Dra. Rosita Fontes e Dra. Suemi Marui*

O Diabetes Mellitus (DM) é uma doença crônica cuja prevalência foi estimada em 9% pela Organização Mundial da Saúde (OMS) em 2014, e também responsável por mais de 1,5 milhão de mortes no mundo.

O bom controle glicêmico está inversamente relacionado ao desenvolvimento e à velocidade de progressão das complicações associadas ao DM, macro e microvasculares, especialmente aterosclerose, Infarto Agudo do Miocárdio (IAM) e Acidente Vascular Encefálico (AVE), bem como retinopatia, nefropatia e neuropatia diabética. A monitoração do controle glicêmico pode ser feita classicamente com a automonitorização e a mensuração da hemo- globina glicada (HbA1c). Entretanto, existem algumas limitações na avaliação da HbA1c que o médico assistente deve ter conhecimento. Para ultrapassar essas limitações, o controle glicêmico pode ser feito com a frutosamina e por meio do novo biomarcador 1,5 anidroglucitol.

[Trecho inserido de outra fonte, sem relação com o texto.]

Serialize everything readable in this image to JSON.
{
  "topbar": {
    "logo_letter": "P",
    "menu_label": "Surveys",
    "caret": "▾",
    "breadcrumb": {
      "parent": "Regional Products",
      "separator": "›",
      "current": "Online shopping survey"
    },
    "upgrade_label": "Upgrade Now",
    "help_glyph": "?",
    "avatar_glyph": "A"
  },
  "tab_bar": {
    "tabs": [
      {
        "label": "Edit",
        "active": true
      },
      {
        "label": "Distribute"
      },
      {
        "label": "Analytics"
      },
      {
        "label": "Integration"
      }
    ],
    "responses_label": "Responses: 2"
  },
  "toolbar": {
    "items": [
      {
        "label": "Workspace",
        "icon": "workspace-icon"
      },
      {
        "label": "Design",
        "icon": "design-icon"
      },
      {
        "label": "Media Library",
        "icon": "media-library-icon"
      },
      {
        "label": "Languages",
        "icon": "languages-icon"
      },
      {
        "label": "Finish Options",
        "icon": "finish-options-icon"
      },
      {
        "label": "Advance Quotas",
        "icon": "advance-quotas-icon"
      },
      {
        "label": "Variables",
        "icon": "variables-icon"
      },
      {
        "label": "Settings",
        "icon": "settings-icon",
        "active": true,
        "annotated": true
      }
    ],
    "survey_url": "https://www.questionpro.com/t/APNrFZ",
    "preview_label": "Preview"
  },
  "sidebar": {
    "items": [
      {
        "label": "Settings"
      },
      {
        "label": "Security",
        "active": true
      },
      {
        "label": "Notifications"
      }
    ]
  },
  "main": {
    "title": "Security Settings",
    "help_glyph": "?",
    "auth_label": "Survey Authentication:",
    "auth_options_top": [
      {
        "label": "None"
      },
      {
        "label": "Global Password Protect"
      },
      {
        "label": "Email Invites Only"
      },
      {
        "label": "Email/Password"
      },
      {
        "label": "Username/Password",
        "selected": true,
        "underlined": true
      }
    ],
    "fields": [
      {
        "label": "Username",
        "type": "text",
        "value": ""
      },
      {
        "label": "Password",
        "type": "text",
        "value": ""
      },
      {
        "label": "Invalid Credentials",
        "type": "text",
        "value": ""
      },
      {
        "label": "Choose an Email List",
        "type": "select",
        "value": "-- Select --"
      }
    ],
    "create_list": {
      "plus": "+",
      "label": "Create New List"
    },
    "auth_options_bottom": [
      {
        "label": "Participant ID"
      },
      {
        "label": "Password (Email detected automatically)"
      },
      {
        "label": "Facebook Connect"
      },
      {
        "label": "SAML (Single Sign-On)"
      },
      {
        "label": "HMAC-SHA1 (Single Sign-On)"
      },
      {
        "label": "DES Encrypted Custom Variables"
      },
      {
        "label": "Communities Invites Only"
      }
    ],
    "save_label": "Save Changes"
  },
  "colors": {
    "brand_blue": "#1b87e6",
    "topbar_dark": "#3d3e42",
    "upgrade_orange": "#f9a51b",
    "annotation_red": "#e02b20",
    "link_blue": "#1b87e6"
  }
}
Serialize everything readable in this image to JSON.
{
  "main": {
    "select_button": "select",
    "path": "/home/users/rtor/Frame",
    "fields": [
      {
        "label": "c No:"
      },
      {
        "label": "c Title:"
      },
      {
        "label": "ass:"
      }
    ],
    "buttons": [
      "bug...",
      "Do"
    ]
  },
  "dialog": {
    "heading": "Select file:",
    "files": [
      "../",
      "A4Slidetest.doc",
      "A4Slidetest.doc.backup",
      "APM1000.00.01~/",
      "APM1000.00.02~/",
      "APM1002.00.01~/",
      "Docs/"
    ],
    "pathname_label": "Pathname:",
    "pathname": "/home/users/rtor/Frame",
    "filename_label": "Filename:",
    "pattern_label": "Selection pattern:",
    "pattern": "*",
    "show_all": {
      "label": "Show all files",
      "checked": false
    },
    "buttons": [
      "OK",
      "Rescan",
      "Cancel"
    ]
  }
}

HEMOGLOBINA GLICADA (HBA1C)

A partir de 2010, a HbA1c passou a ser usada também no diagnóstico de diabetes e pré-diabetes, sendo mais fácil de realização do que o Teste de Tolerância à Glicose Oral (TTGo) e não necessitando de jejum para a sua realização.

Outra vantagem da sua utilização também é a pouca variação intraindividual e poder ser coletado em qualquer hora do dia. No processo de glicação da hemoglobina, a glicose atravessa a membrana celular da hemácia e se liga à hemoglobina em uma reação não enzimática irreversível, proporcionalmente a concentração de glicose no sangue. Cerca de 1% das hemácias são destruídas e formadas diariamente. Portanto, a quantidade de alterações que a hemoglobina sofre é dinâmica e é proporcional à concentração de glicose durante a vida média da hemácia, ou seja, cerca de 120 dias. Por causa dessa ligação, a vida média da hemácia e o tipo de hemoglobina influenciam a concentração da HbA1c.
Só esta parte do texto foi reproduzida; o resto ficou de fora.